パソコンを使うと言っても、その使い方は様々です。今まで紙だった台帳を表計算ソフトに置き換えただけの場合もあれば、タイムレコーダーから直接データを取得できる勤怠管理システムを利用する場合もあります。いずれにしても何らかの形でパソコンを使います。タイムレコーダーからデータを取得できるようなシステムはコストもそれなりに掛かります。タイムレコーダーそのものも、指紋認証方式や非接触のICカード方式など様々で、新入社員がある度に、指紋の登録をしたり、ICカードを作ったりとそれなりの手間も掛かります。逆に紙の台帳を表計算ソフトに置き換えただけの場合は、相変わらず転記の手間が掛かりますし、複雑な計算が必要になる場合には、関数の知識やマクロの知識が必要になることがあります。安価で比較的効率が良いのは、紙のタイムカードと勤怠管理ソフトの組み合わせです。転記の手間は表計算ソフトを使った場合と同様必要になりますが、勤怠管理ソフトを使った場合は、入力専用画面が用意されていることが多く、ミスの率は低くなります。そして、一旦パソコンに入力してしまえば、他のパソコンに関する知識が無くても、時間計算や日数計算はもちろん、統計資料の作成までできるようになります。

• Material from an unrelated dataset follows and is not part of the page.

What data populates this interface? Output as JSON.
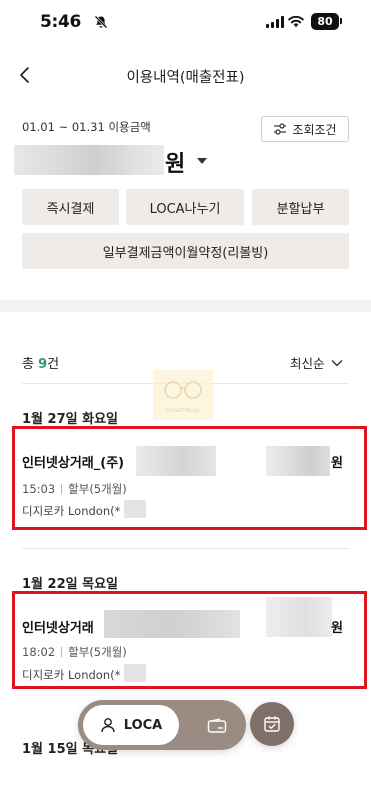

これはタイムレコーダーからデータを直接取得する場合と同じです。勤怠管理ソフトを使った場合、さらに便利になることがあります。たいていの勤怠管理ソフトを給与計算ソフトと連動することができるのです。同じメーカーのソフトを使った場合、その効果は大きく、欠勤や遅刻による皆勤手当の処理や、残業時間からの残業手当の処理、休日出勤手当の処理まで可能です。もう一つ人事管理のソフトも連動させれば、勤続年数の処理や有給休暇の処理、退職金の処理まで可能になります。パソコンを使って勤怠管理をするなら、このような連動も視野に入れてシステムを構築するのが望ましい形です。場合によっては、今まで何人もの人手が必要だった作業がたった一人でできるようになるかもしれません。